Into the slim opening of the cryostat crown: a break in the concrete had been left by building contractors for the installation of the cryostat feedthrough for poloidal field coil #4. The operation was successfully carried out on 6 December.
An activity that began with the transfer of the component to the vicinity of the Tokamak Complex—and that was pursued as the 10-metre, 6.6-tonne component was introduced into the Pit through an opening in the bioshield roof—has now been concluded through the final positioning of the feeder segment in the building.

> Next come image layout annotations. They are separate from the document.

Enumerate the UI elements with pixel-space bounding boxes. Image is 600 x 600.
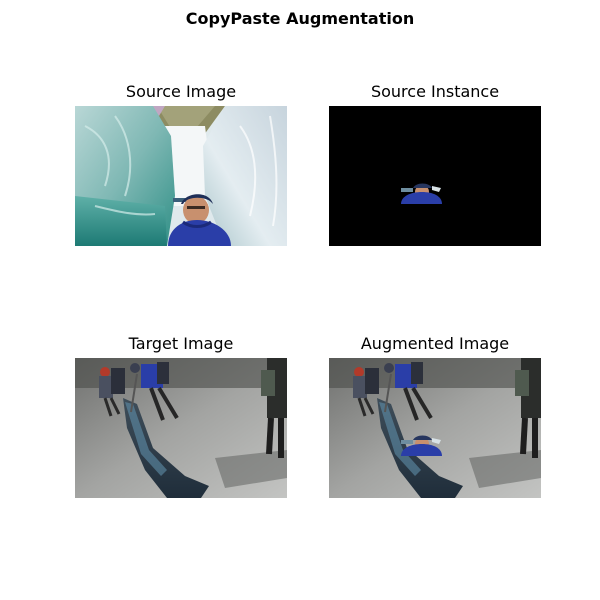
panel-title-source-image: Source Image <box>125 82 237 101</box>
target-image-graphic <box>75 358 287 498</box>
source-instance-graphic <box>329 106 541 246</box>
source-instance-image <box>329 106 541 246</box>
panel-title-target-image: Target Image <box>128 334 234 353</box>
augmented-image <box>329 358 541 498</box>
augmented-image-graphic <box>329 358 541 498</box>
source-image-graphic <box>75 106 287 246</box>
target-image <box>75 358 287 498</box>
source-image <box>75 106 287 246</box>
panel-title-augmented-image: Augmented Image <box>360 334 510 353</box>
figure-title: CopyPaste Augmentation <box>185 9 415 28</box>
panel-title-source-instance: Source Instance <box>370 82 500 101</box>
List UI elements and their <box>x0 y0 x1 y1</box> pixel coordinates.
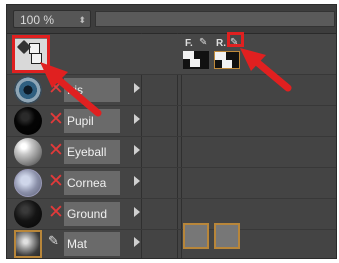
close-icon[interactable]: ✕ <box>48 110 64 129</box>
material-preview-pupil[interactable] <box>14 107 42 135</box>
layer-header-row <box>7 34 336 74</box>
material-name: Iris <box>67 83 83 97</box>
material-row[interactable]: ✕ Cornea <box>7 168 336 198</box>
material-preview-cornea[interactable] <box>14 169 42 197</box>
material-name-cell[interactable]: Pupil <box>64 109 120 133</box>
updown-chevron-icon[interactable]: ⬍ <box>78 11 86 29</box>
material-name-cell[interactable]: Eyeball <box>64 140 120 164</box>
material-name-cell[interactable]: Ground <box>64 202 120 226</box>
material-slot-f[interactable] <box>183 223 209 249</box>
material-slot-r[interactable] <box>214 223 240 249</box>
expand-arrow-icon[interactable] <box>134 176 140 186</box>
checker-swatch-icon <box>214 51 240 69</box>
material-preview-ground[interactable] <box>14 200 42 228</box>
expand-arrow-icon[interactable] <box>134 145 140 155</box>
close-icon[interactable]: ✕ <box>48 172 64 191</box>
expand-arrow-icon[interactable] <box>134 83 140 93</box>
close-icon[interactable]: ✕ <box>48 141 64 160</box>
material-name: Eyeball <box>67 145 107 159</box>
material-name: Pupil <box>67 114 94 128</box>
material-row[interactable]: ✕ Pupil <box>7 106 336 136</box>
column-header-f[interactable]: F. ✎ <box>183 37 211 70</box>
zoom-value: 100 % <box>20 13 55 27</box>
expand-arrow-icon[interactable] <box>134 114 140 124</box>
material-name-cell[interactable]: Mat <box>64 232 120 256</box>
close-icon[interactable]: ✕ <box>48 79 64 98</box>
material-name-cell[interactable]: Iris <box>64 78 120 102</box>
expand-arrow-icon[interactable] <box>134 237 140 247</box>
material-name: Ground <box>67 207 108 221</box>
material-row[interactable]: ✕ Ground <box>7 199 336 229</box>
highlight-box <box>227 32 244 47</box>
material-manager-panel: 100 % ⬍ F. ✎ R. ✎ ✕ Iris ✕ Pupil ✕ Eyeba… <box>6 4 337 259</box>
material-name: Cornea <box>67 176 107 190</box>
close-icon[interactable]: ✕ <box>48 203 64 222</box>
material-row[interactable]: ✕ Iris <box>7 75 336 105</box>
highlight-box <box>12 35 50 73</box>
material-name: Mat <box>67 237 88 251</box>
material-row[interactable]: ✕ Eyeball <box>7 137 336 167</box>
material-preview-eyeball[interactable] <box>14 138 42 166</box>
checker-swatch-icon <box>183 51 209 69</box>
column-label: R. <box>216 38 226 49</box>
expand-arrow-icon[interactable] <box>134 207 140 217</box>
timeline-bar[interactable] <box>95 11 335 27</box>
material-row-selected[interactable]: ✎ Mat <box>7 229 336 258</box>
material-preview-iris[interactable] <box>14 76 42 104</box>
material-name-cell[interactable]: Cornea <box>64 171 120 195</box>
zoom-field[interactable]: 100 % ⬍ <box>13 10 91 28</box>
material-preview-mat[interactable] <box>14 230 42 258</box>
column-label: F. <box>185 38 193 49</box>
pencil-icon: ✎ <box>199 37 208 48</box>
pencil-icon[interactable]: ✎ <box>48 233 59 249</box>
toolbar: 100 % ⬍ <box>7 5 336 34</box>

In the final lift sequence, the elbow-shaped component was raised by the monorail crane at the bottom of the Tokamak Pit, rotated above the cryostat crown, and lowered into a slim opening that had been left in the concrete circle in anticipation of this very installation sequence. Positioned on a temporary support tool supplied by the Korean Domestic Agency, technicians used cables to draw the horizontal segment of the feedthrough into the bioshield opening, while the vertical segment fell into place between the crown and the bioshield. (See more detail in the photo gallery below.)
Final adjustments were performed through metrology measurements to fall within +/- 2 mm with respect to the Tokamak Global Coordinate System.

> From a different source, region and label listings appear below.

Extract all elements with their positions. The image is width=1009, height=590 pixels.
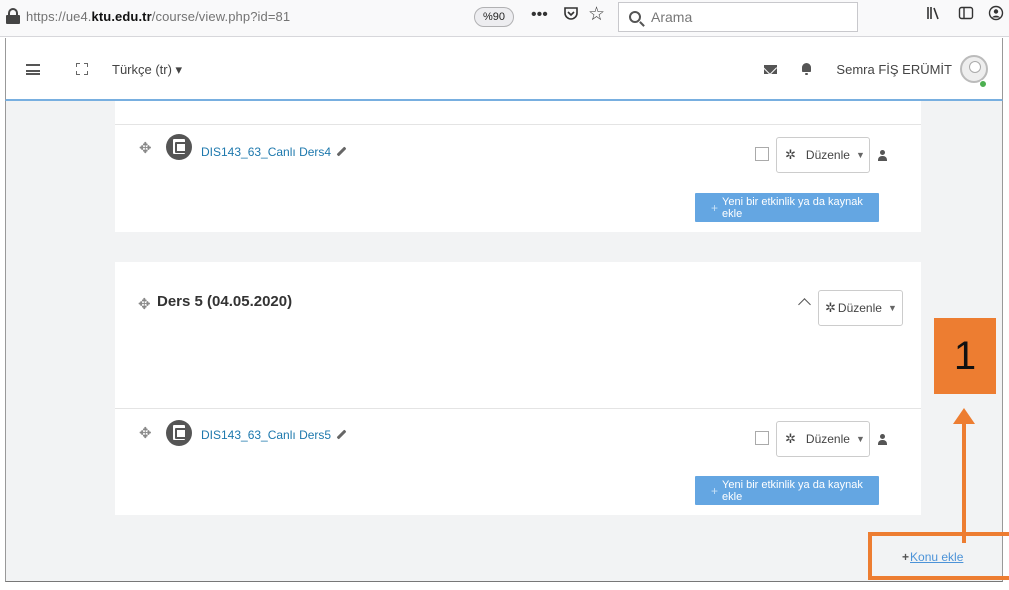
activity-checkbox[interactable]: [755, 431, 769, 445]
section-card: ✥ Ders 5 (04.05.2020) ✲ Düzenle ▼ ✥ DIS1…: [115, 262, 921, 515]
chevron-down-icon: ▼: [855, 150, 865, 160]
activity-checkbox[interactable]: [755, 147, 769, 161]
search-placeholder: Arama: [651, 9, 693, 25]
pocket-icon[interactable]: [563, 5, 579, 27]
activity-edit-button[interactable]: ✲ Düzenle ▼: [776, 137, 870, 173]
edit-title-pencil-icon[interactable]: [336, 146, 347, 157]
chevron-up-icon[interactable]: [798, 298, 811, 311]
add-activity-button[interactable]: + Yeni bir etkinlik ya da kaynak ekle: [695, 193, 879, 222]
browser-toolbar: https://ue4.ktu.edu.tr/course/view.php?i…: [0, 0, 1009, 37]
annotation-arrow-line: [962, 423, 966, 543]
move-icon[interactable]: ✥: [139, 426, 152, 441]
groups-person-icon[interactable]: [878, 150, 887, 161]
account-icon[interactable]: [988, 5, 1004, 27]
gear-icon: ✲: [825, 300, 836, 315]
move-icon[interactable]: ✥: [139, 141, 152, 156]
search-input[interactable]: Arama: [618, 2, 858, 32]
activity-edit-button[interactable]: ✲ Düzenle ▼: [776, 421, 870, 457]
lock-icon: [6, 8, 20, 24]
course-content: ✥ DIS143_63_Canlı Ders4 ✲ Düzenle ▼ + Ye…: [5, 101, 1003, 582]
chevron-down-icon: ▼: [855, 434, 865, 444]
menu-hamburger-icon[interactable]: [26, 64, 40, 75]
section-title[interactable]: Ders 5 (04.05.2020): [157, 293, 292, 310]
section-edit-button[interactable]: ✲ Düzenle ▼: [818, 290, 903, 326]
annotation-highlight-rect: [868, 532, 1009, 580]
bookmark-star-icon[interactable]: ☆: [588, 5, 605, 25]
gear-icon: ✲: [785, 147, 796, 162]
address-bar[interactable]: https://ue4.ktu.edu.tr/course/view.php?i…: [4, 2, 618, 30]
plus-icon: +: [711, 200, 719, 215]
online-status-dot: [979, 80, 987, 88]
site-navbar: Türkçe (tr) ▾ Semra FİŞ ERÜMİT: [5, 38, 1003, 101]
edit-title-pencil-icon[interactable]: [336, 429, 347, 440]
sidebar-icon[interactable]: [958, 5, 974, 27]
plus-icon: +: [711, 483, 719, 498]
annotation-number-badge: 1: [934, 318, 996, 394]
search-icon: [629, 11, 641, 23]
divider: [115, 124, 921, 125]
notifications-bell-icon[interactable]: [801, 63, 812, 75]
annotation-arrow-head: [953, 408, 975, 424]
add-activity-button[interactable]: + Yeni bir etkinlik ya da kaynak ekle: [695, 476, 879, 505]
groups-person-icon[interactable]: [878, 434, 887, 445]
fullscreen-icon[interactable]: [76, 63, 88, 75]
divider: [115, 408, 921, 409]
gear-icon: ✲: [785, 431, 796, 446]
activity-bbb-icon: [166, 134, 192, 160]
section-card: ✥ DIS143_63_Canlı Ders4 ✲ Düzenle ▼ + Ye…: [115, 101, 921, 232]
user-name[interactable]: Semra FİŞ ERÜMİT: [836, 62, 952, 77]
avatar[interactable]: [960, 55, 988, 83]
chevron-down-icon: ▼: [887, 303, 897, 313]
user-nav: Semra FİŞ ERÜMİT: [764, 54, 988, 84]
zoom-level-badge[interactable]: %90: [474, 7, 514, 27]
activity-link[interactable]: DIS143_63_Canlı Ders4: [201, 145, 331, 159]
activity-bbb-icon: [166, 420, 192, 446]
language-menu[interactable]: Türkçe (tr) ▾: [112, 62, 182, 78]
move-section-icon[interactable]: ✥: [138, 297, 151, 312]
messages-icon[interactable]: [764, 64, 778, 74]
activity-link[interactable]: DIS143_63_Canlı Ders5: [201, 428, 331, 442]
page-actions-icon[interactable]: •••: [531, 5, 548, 25]
url-text[interactable]: https://ue4.ktu.edu.tr/course/view.php?i…: [26, 9, 290, 24]
library-icon[interactable]: [926, 5, 942, 27]
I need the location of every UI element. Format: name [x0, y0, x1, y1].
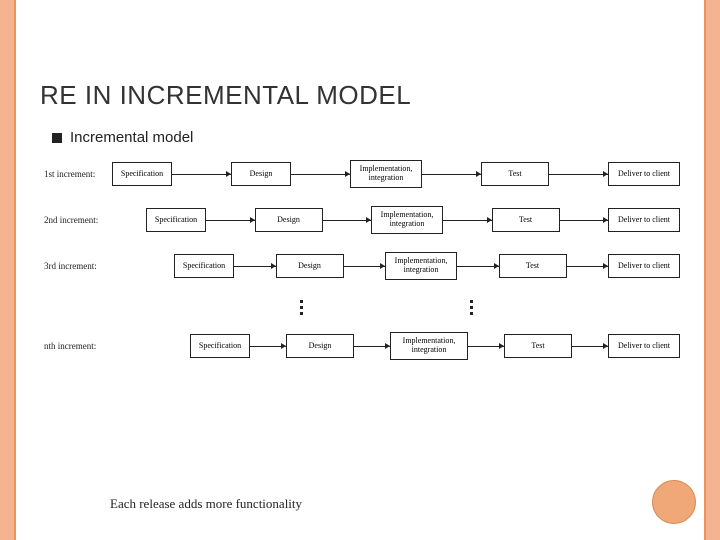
arrow-icon	[422, 174, 481, 175]
box-implementation: Implementation, integration	[371, 206, 443, 234]
arrow-icon	[443, 220, 492, 221]
box-deliver: Deliver to client	[608, 162, 680, 186]
box-specification: Specification	[190, 334, 250, 358]
arrow-icon	[206, 220, 255, 221]
row-label: nth increment:	[40, 341, 112, 351]
box-deliver: Deliver to client	[608, 208, 680, 232]
box-design: Design	[286, 334, 354, 358]
subtitle-row: Incremental model	[52, 129, 680, 146]
box-specification: Specification	[112, 162, 172, 186]
row-flow: Specification Design Implementation, int…	[174, 252, 680, 280]
arrow-icon	[250, 346, 286, 347]
row-label: 3rd increment:	[40, 261, 112, 271]
box-specification: Specification	[174, 254, 234, 278]
arrow-icon	[560, 220, 609, 221]
square-bullet-icon	[52, 133, 62, 143]
slide-border-right	[706, 0, 720, 540]
increment-row-3: 3rd increment: Specification Design Impl…	[40, 248, 680, 284]
decorative-circle-icon	[652, 480, 696, 524]
box-test: Test	[499, 254, 567, 278]
increment-row-2: 2nd increment: Specification Design Impl…	[40, 202, 680, 238]
box-test: Test	[504, 334, 572, 358]
increment-row-n: nth increment: Specification Design Impl…	[40, 328, 680, 364]
arrow-icon	[172, 174, 231, 175]
arrow-icon	[323, 220, 372, 221]
arrow-icon	[354, 346, 390, 347]
box-deliver: Deliver to client	[608, 334, 680, 358]
arrow-icon	[457, 266, 499, 267]
ellipsis-row	[40, 294, 680, 328]
box-test: Test	[481, 162, 549, 186]
arrow-icon	[572, 346, 608, 347]
vertical-ellipsis-icon	[470, 300, 473, 315]
increment-row-1: 1st increment: Specification Design Impl…	[40, 156, 680, 192]
page-title: RE IN INCREMENTAL MODEL	[40, 80, 680, 111]
box-implementation: Implementation, integration	[385, 252, 457, 280]
arrow-icon	[234, 266, 276, 267]
row-label: 2nd increment:	[40, 215, 112, 225]
subtitle-text: Incremental model	[70, 129, 193, 146]
box-test: Test	[492, 208, 560, 232]
incremental-diagram: 1st increment: Specification Design Impl…	[40, 156, 680, 364]
box-implementation: Implementation, integration	[350, 160, 422, 188]
box-deliver: Deliver to client	[608, 254, 680, 278]
caption-text: Each release adds more functionality	[110, 496, 302, 512]
box-design: Design	[276, 254, 344, 278]
box-specification: Specification	[146, 208, 206, 232]
slide-content: RE IN INCREMENTAL MODEL Incremental mode…	[40, 80, 680, 374]
row-flow: Specification Design Implementation, int…	[190, 332, 680, 360]
box-design: Design	[255, 208, 323, 232]
arrow-icon	[468, 346, 504, 347]
row-flow: Specification Design Implementation, int…	[146, 206, 680, 234]
row-label: 1st increment:	[40, 169, 112, 179]
slide-border-left	[0, 0, 14, 540]
arrow-icon	[291, 174, 350, 175]
box-design: Design	[231, 162, 291, 186]
row-flow: Specification Design Implementation, int…	[112, 160, 680, 188]
arrow-icon	[344, 266, 386, 267]
arrow-icon	[549, 174, 608, 175]
arrow-icon	[567, 266, 609, 267]
box-implementation: Implementation, integration	[390, 332, 468, 360]
vertical-ellipsis-icon	[300, 300, 303, 315]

If magnet feeders are the essential lifelines of the ITER magnets—carrying electricity, cryogenic fluids and instrumentation cables—"feedthroughs" are the part of the feeder assemblies that cross through the bioshield and the cryostat. This first completed unit had been delivered last year to the Magnet Infrastructure Facilities for ITER (MIFI) where, as a first-of-a-kind component, it underwent high-voltage tests, leak tests and endoscopic inspection.
Ultimately, the feedthrough will be joined by two other components—an in-cryostat feeder (nearest the vacuum vessel) and a coil termination box (outside the bioshield)—to connect to poloidal field coil #4, one of the two largest of the machine's six poloidal field coils (24 metres in diameter).
"A large number of actors played a critical role in the installation operation that concluded last week," notes Bruno Levesy, Group Leader of the In-Cryostat Assembly Section, with satisfaction, "The Domestic Agencies of China (fabrication) and Korea (tooling), the ITER Organization logistics provider DAHER (transport), European Domestic Agency building contractors, ITER's Construction Management-as-Agent contractor, and the French company CNIM (which won the early works contract in the Tokamak Pit) all participated." Giobatta Lanfranco (Construction Team) and Bruno were the most involved staff members of the ITER Organization. "It has been a good practice in coordination for the many activities to come."